If so, relax: I am not proposing dropping out of the system entirely, building a shelter out of fallen trees (not yet anyway). Rather, a middle way between mountain man and corporate battery/host to AI. In my experience, the first and most essential step is to rediscover our trust in life and in existence, to reconnect to Nature, as the original support system that predates society and culture by billions of years—really, for eternity.
The birds and the bees know how to do it (have naturally, genetically ordained functions complementary with their environment and conducive to their own well-being and abundance); so why not we? The answer is that we do, if we can only rediscover it. It has existed for probably thousands of years, and it could exist again for us if we are only willing to take the necessary steps and make the required (apparent) sacrifices to facilitate an awakening of our ancestral, instinctive sense of purpose, function, goodness, and meaning.

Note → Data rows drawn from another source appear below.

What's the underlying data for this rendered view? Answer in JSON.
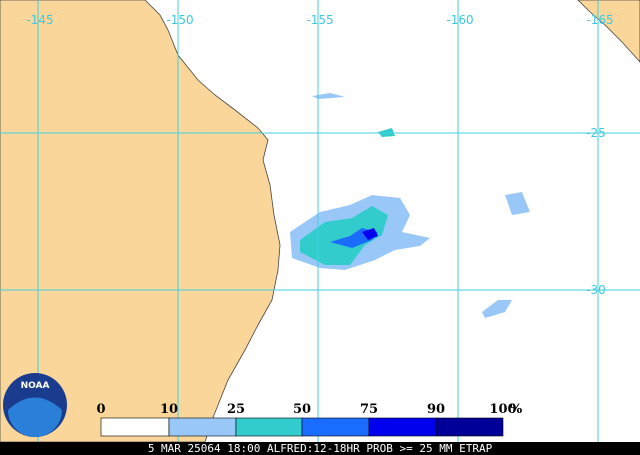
{
  "map": {
    "lon_labels": [
      "-145",
      "-150",
      "-155",
      "-160",
      "-165"
    ],
    "lat_labels": [
      "-25",
      "-30"
    ],
    "legend": {
      "labels": [
        "0",
        "10",
        "25",
        "50",
        "75",
        "90",
        "100"
      ],
      "unit": "%",
      "colors": [
        "#ffffff",
        "#99c8f8",
        "#33cccc",
        "#1a6cff",
        "#0000ee",
        "#000099"
      ]
    },
    "caption": "5 MAR 25064 18:00 ALFRED:12-18HR PROB >= 25 MM ETRAP",
    "logo": "NOAA"
  }
}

In my own current process of social extrication and natural reconnection, which I am still in the thick of, a number of possibilities are becoming visible and tangible to me, and they are available to anyone who dares to make a clean break from a life of indentured corporate slavery, and explore more creative, improvised, and natural forms of living. This does not entail a full-on, all-out return to Nature, but is somewhere between the two ends of the spectrum, such as buying a super-cheap house in a depopulated area and doing your own renovations, then setting up a local used goods store, all of which could be done in one or two years, for around $50,000.
I mention this as an example only, to emphasize that the purpose of an online meeting around this subject is not only to thought-experiment our way out of our matricular pods, but to explore practical, real-world possibilities, and come up with actual, easily testable solutions, for those who may have started to believe that there really is no solution.